Immuta SparkSQL Access Pattern

Spark Access Pattern

  1. User authenticates on the cluster with their HDFS principal.

    • That principal is mapped to an Immuta user.

    • If it does not map to an Immuta user, the normal ACL controls will take precedence and Immuta controls will be ignored.

    • If the user is configured to an “ignored Immuta user,” the normal ACL controls will take precedence and Immuta controls will be ignored.

    • If the HDFS file is not protected by Immuta (e.g., it's not backing a HIVE or Impala table protected by Immuta), then the normal ACL controls will take precedence.

  2. The user executes a SparkSQL job through the Immuta SparkSQL session using the Hive metastore to build the query plan.

  3. The Immuta SparkSQL session checks in with Immuta to get the policy decision.

    • The decision is cached in the Immuta SparkSQL session for a configurable amount of time. The default is 600 seconds.
  4. The original SparkSQL query is rewritten based on the policy decision.

  5. The Spark job executes and is temporarily authorized to access the raw files in HDFS as that user and only within the session of this specific Spark job.

    • The user will never have raw access to the HDFS files backing the table outside of this flow once protected by Immuta.
  6. The job runs with the altered query plan with temporary access to the backing HDFS files and is audited.

Immuta SQL Access Pattern

SQL Access Pattern

  1. User authenticates to the Immuta Query Engine with their Immuta SQL credentials.

  2. User executes a SQL SELECT statement against an Immuta virtual table.

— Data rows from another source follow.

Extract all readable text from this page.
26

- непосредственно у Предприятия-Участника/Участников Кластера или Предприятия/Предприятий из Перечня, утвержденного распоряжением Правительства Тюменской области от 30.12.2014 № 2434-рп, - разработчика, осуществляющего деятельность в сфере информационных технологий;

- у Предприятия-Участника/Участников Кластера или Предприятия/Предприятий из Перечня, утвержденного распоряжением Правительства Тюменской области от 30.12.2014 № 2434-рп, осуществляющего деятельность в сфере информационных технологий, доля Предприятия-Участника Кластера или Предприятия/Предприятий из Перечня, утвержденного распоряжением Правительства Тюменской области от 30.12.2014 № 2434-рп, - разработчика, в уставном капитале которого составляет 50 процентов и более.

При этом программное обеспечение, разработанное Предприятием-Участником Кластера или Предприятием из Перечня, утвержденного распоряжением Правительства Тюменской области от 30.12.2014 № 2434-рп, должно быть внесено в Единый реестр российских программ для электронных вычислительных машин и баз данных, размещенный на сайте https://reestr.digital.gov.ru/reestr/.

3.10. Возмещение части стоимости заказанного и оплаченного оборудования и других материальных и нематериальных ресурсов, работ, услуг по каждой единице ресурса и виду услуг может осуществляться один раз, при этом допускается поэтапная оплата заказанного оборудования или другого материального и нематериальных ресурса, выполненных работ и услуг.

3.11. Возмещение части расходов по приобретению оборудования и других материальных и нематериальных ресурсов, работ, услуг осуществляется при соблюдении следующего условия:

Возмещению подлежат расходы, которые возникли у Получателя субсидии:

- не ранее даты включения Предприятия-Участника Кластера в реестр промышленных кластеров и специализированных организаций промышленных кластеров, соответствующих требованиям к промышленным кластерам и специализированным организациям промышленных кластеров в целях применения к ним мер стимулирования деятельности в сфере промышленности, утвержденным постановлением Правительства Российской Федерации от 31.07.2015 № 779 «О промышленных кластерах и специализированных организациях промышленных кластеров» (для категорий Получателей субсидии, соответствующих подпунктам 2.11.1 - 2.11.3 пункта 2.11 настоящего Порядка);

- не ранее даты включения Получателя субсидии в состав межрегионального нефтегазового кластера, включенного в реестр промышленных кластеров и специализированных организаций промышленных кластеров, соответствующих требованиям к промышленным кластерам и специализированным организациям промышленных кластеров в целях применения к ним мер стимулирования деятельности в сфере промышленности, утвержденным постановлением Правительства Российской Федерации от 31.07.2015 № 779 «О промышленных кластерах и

  3. Immuta code in the Query Engine checks with the Immuta service to determine the policy decision (can the user query this table, what rows should be hidden, columns masked, etc).

    • Immuta manages the subscription; the user does not need to have access to the data outside of Immuta.

    • User attributes from the identity management system used to make the policy decision are cached for the configured latency tolerance on the data source.

  4. The original query is rewritten based on the policy decision.

  5. The query is converted to the native database syntax and executed as a query on the native database.

    • The query on the native database is executed using the credentials used to create the data source.

    • The user and query are fully audited in Immuta.

  6. Results are streamed back to the user through the Immuta Query Engine.